Honda celebra toda su historia deportiva con una iniciativa única
Honda lanzó The Dream. The Challenge., una serie que repasa su historia en los Grandes Premios y mira al futuro de MotoGP.

Desde Japón, Honda Racing Corporation activó una celebración global de su historia en los Grandes Premios con The Dream. The Challenge., una iniciativa que revisa más de seis décadas de competencia al máximo nivel.
La propuesta no apunta sólo a la nostalgia. Honda busca ordenar su legado deportivo alrededor de una idea central: el desafío como motor técnico, cultural y competitivo de una marca que construyó buena parte de su identidad en el Mundial de Velocidad.
El punto de partida fue 1959, en el Tourist Trophy de la Isla de Man entonces parte del Campeonato del Mundo.

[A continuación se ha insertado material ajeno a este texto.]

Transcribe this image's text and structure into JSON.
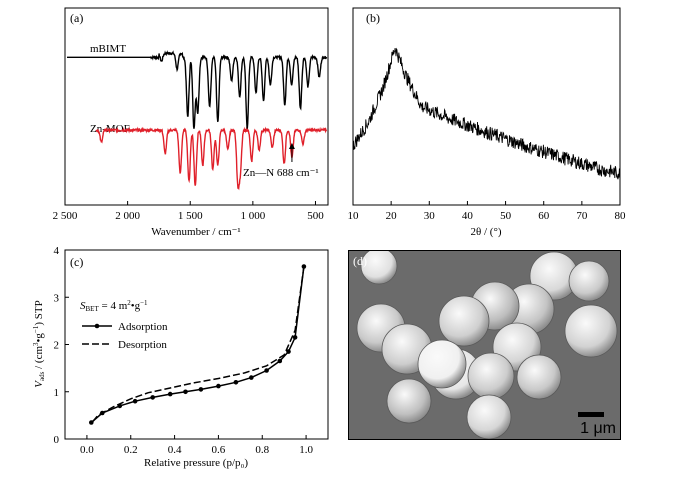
{
  "colors": {
    "mbimt": "#000000",
    "znmof": "#e0202a",
    "adsorption": "#000000",
    "desorption": "#000000"
  },
  "chart_data": [
    {
      "panel": "(a)",
      "type": "line",
      "xlabel": "Wavenumber / cm⁻¹",
      "xlim": [
        2500,
        400
      ],
      "x_ticks": [
        "2 500",
        "2 000",
        "1 500",
        "1 000",
        "500"
      ],
      "x_tick_values": [
        2500,
        2000,
        1500,
        1000,
        500
      ],
      "series": [
        {
          "name": "mBIMT",
          "color": "#000000",
          "offset": 0.75,
          "bands": [
            [
              1730,
              0.04
            ],
            [
              1605,
              0.08
            ],
            [
              1520,
              0.3
            ],
            [
              1470,
              0.36
            ],
            [
              1440,
              0.28
            ],
            [
              1345,
              0.25
            ],
            [
              1280,
              0.33
            ],
            [
              1170,
              0.12
            ],
            [
              1105,
              0.2
            ],
            [
              1045,
              0.36
            ],
            [
              975,
              0.18
            ],
            [
              915,
              0.22
            ],
            [
              860,
              0.14
            ],
            [
              745,
              0.24
            ],
            [
              690,
              0.14
            ],
            [
              620,
              0.26
            ],
            [
              560,
              0.15
            ],
            [
              470,
              0.1
            ]
          ]
        },
        {
          "name": "Zn-MOF",
          "color": "#e0202a",
          "offset": 0.38,
          "bands": [
            [
              2210,
              0.06
            ],
            [
              1700,
              0.12
            ],
            [
              1580,
              0.22
            ],
            [
              1510,
              0.26
            ],
            [
              1460,
              0.28
            ],
            [
              1400,
              0.18
            ],
            [
              1320,
              0.2
            ],
            [
              1280,
              0.18
            ],
            [
              1200,
              0.1
            ],
            [
              1120,
              0.26
            ],
            [
              1100,
              0.2
            ],
            [
              1010,
              0.16
            ],
            [
              950,
              0.1
            ],
            [
              845,
              0.09
            ],
            [
              750,
              0.17
            ],
            [
              688,
              0.14
            ],
            [
              600,
              0.07
            ]
          ]
        }
      ],
      "annotations": {
        "znmof_label": "Zn-MOF",
        "mbimt_label": "mBIMT",
        "peak_label": "Zn—N  688 cm⁻¹",
        "peak_x": 688
      }
    },
    {
      "panel": "(b)",
      "type": "line",
      "xlabel": "2θ / (°)",
      "xlim": [
        10,
        80
      ],
      "x_ticks": [
        "10",
        "20",
        "30",
        "40",
        "50",
        "60",
        "70",
        "80"
      ],
      "x_tick_values": [
        10,
        20,
        30,
        40,
        50,
        60,
        70,
        80
      ],
      "series": [
        {
          "name": "",
          "color": "#000000",
          "profile": [
            [
              10,
              0.3
            ],
            [
              14,
              0.42
            ],
            [
              18,
              0.6
            ],
            [
              21,
              0.8
            ],
            [
              24,
              0.65
            ],
            [
              28,
              0.5
            ],
            [
              35,
              0.44
            ],
            [
              45,
              0.37
            ],
            [
              55,
              0.3
            ],
            [
              65,
              0.24
            ],
            [
              75,
              0.18
            ],
            [
              80,
              0.16
            ]
          ]
        }
      ]
    },
    {
      "panel": "(c)",
      "type": "line",
      "xlabel": "Relative pressure (p/p₀)",
      "ylabel": "V_ads / (cm³•g⁻¹) STP",
      "xlim": [
        -0.1,
        1.1
      ],
      "ylim": [
        0,
        4
      ],
      "x_ticks": [
        "0.0",
        "0.2",
        "0.4",
        "0.6",
        "0.8",
        "1.0"
      ],
      "x_tick_values": [
        0.0,
        0.2,
        0.4,
        0.6,
        0.8,
        1.0
      ],
      "y_ticks": [
        "0",
        "1",
        "2",
        "3",
        "4"
      ],
      "y_tick_values": [
        0,
        1,
        2,
        3,
        4
      ],
      "annotation": "S_BET = 4 m²•g⁻¹",
      "legend": [
        "Adsorption",
        "Desorption"
      ],
      "series": [
        {
          "name": "Adsorption",
          "style": "solid-markers",
          "x": [
            0.02,
            0.07,
            0.15,
            0.22,
            0.3,
            0.38,
            0.45,
            0.52,
            0.6,
            0.68,
            0.75,
            0.82,
            0.88,
            0.92,
            0.95,
            0.99
          ],
          "y": [
            0.35,
            0.55,
            0.7,
            0.8,
            0.88,
            0.95,
            1.0,
            1.05,
            1.12,
            1.2,
            1.3,
            1.45,
            1.65,
            1.85,
            2.15,
            3.65
          ]
        },
        {
          "name": "Desorption",
          "style": "dashed",
          "x": [
            0.99,
            0.95,
            0.9,
            0.82,
            0.72,
            0.6,
            0.48,
            0.38,
            0.28,
            0.2,
            0.12,
            0.05,
            0.02
          ],
          "y": [
            3.65,
            2.3,
            1.78,
            1.55,
            1.4,
            1.28,
            1.18,
            1.08,
            0.98,
            0.85,
            0.68,
            0.5,
            0.33
          ]
        }
      ]
    }
  ],
  "panel_d": {
    "label": "(d)",
    "scale_bar_text": "1 μm",
    "spheres": [
      {
        "shade": "#d8d8d8"
      },
      {
        "shade": "#c4c4c4"
      },
      {
        "shade": "#bdbdbd"
      },
      {
        "shade": "#cfcfcf"
      },
      {
        "shade": "#c9c9c9"
      },
      {
        "shade": "#d2d2d2"
      },
      {
        "shade": "#cdcdcd"
      },
      {
        "shade": "#e6e6e6"
      },
      {
        "shade": "#d4d4d4"
      },
      {
        "shade": "#cccccc"
      },
      {
        "shade": "#f0f0f0"
      },
      {
        "shade": "#c8c8c8"
      },
      {
        "shade": "#d6d6d6"
      },
      {
        "shade": "#bfbfbf"
      },
      {
        "shade": "#cacaca"
      },
      {
        "shade": "#e0e0e0"
      }
    ]
  }
}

Allí, Honda se convirtió en el primer fabricante japonés en competir en el Mundial de Motociclismo, con la RC142 de 125 cc.
Ese debut no fue un gesto simbólico. Fue una declaración de intenciones. Honda llegaba desde una industria japonesa todavía en plena expansión internacional y eligió uno de los escenarios más exigentes del motociclismo para medirse contra Europa.
Siete años después, en 1966, la marca dio otro paso decisivo: ingresó en la categoría reina con la RC181, una moto que rápidamente dejó en claro el potencial técnico de Honda en las cilindradas mayores.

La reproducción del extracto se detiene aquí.